Banker Michael Wise is dead. How strange. I first met this gentleman back in the mid 1980s when I started writing about Silverado Banking. He was smooth, impeccably dressed, wearing tie bars and high end Hart Marx suits.
As they saying goes,Michael could sell ice to an eskimo. People in Denver, which at that time, was a small town, loved him. He joined all the right clubs and said all the right things. But Wise also had a hidden, less obvious side. He keep people at a distance. He employed a slick PR man who I never trusted. Most people who met Wise always wondered what they weren't being told. The answer eventually came out - and it turned out there was a lot to be told. Silverado was built on a funny money scheme. It collapsed in 1988. The feds took it over, bailing out depositors. When the dust settled, Silverado went down in the banking log books as classic '80s S&L gangster behavior.
Wise slipped away. He was always slippery, maybe too much for his own good. He was very good at selling people, knowing when he turn on the charm and when to use his intellectual muscle. He was so good that he convinced Neil Bush, brother of George W. Bush to sit on Silverado's board. Neil was just a dump kid at the time, but Neil's dad, George H. Bush was vice president at the time. Wise wanted an Ace card to play with federal regulators. And Neil, of course, had no idea what he was getting involved in at the time or how he was being used by Wise.
Well, Wise stopped selling this week - committing suicide in Florida. And at this point, Wise is just a post script to a scandal that to most people is a distant memory. The thrift banking crisis cost the government $180 billion - but that seems like a drop in the bucket to the $2.5 - $3 trillion the government is now spending to bail out banks, insurers and re-inflate the economy. My how times change.

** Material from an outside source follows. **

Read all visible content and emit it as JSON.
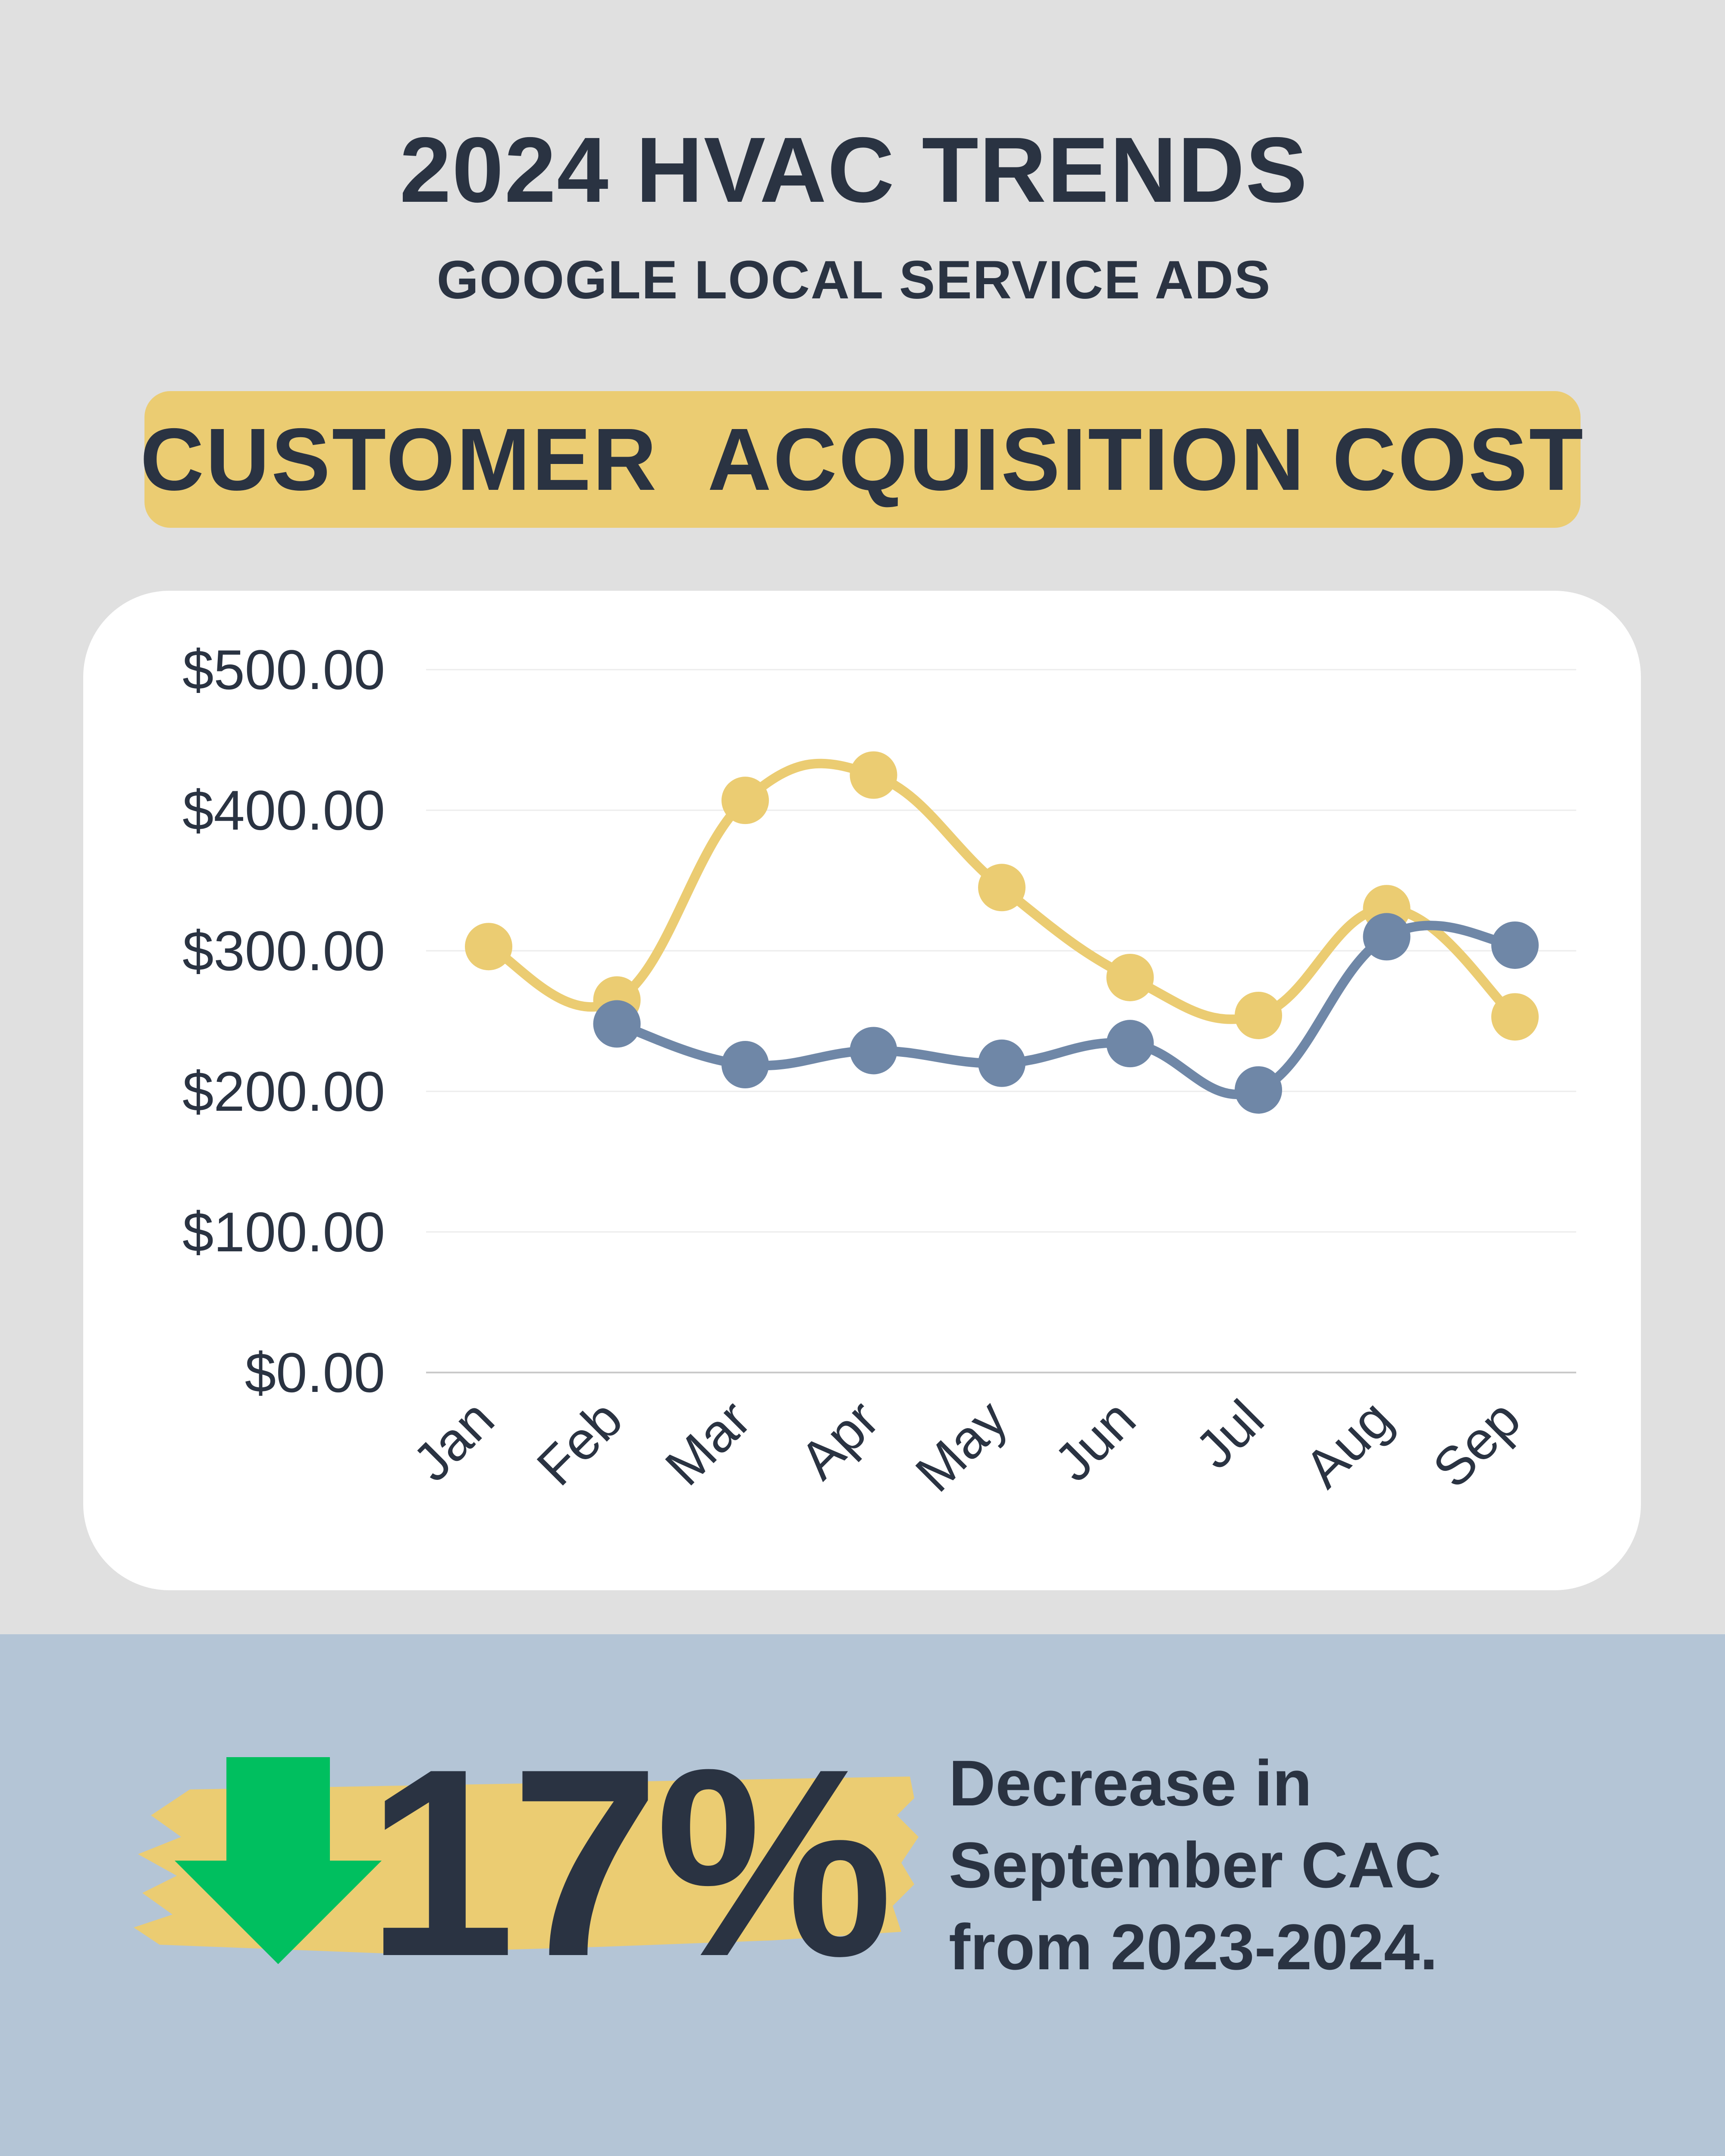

What follows is a piece from my former employer, the Denver Post where I first wrote about Wise's shenanigans with another former Post reporter, Henry Dubroff who is now a publisher in California. - MT
The Denver Post - Michael Wise, who became a symbol of the savings-and-loan debacle of the late 1980s, committed suicide in Florida last week.
Wise jumped from the ninth floor of a parking garage at Tampa International Airport on April 8, said Henry Poage of the Hillsborough Medical Examiner's office, which ruled the death a suicide.
According to the medical examiner's office, Wise drove a rental car to the ninth floor of the short-term parking garage.
A security video shows Wise pacing, then he stepped off the side. Wise landed in a landscaped area with palm trees and some greenery, said Tampa International Airport spokeswoman Brenda Geoghagan.
He was taken to a hospital but died in the emergency room at 1:39 p.m. The airport's police department ruled out any foul play or accident.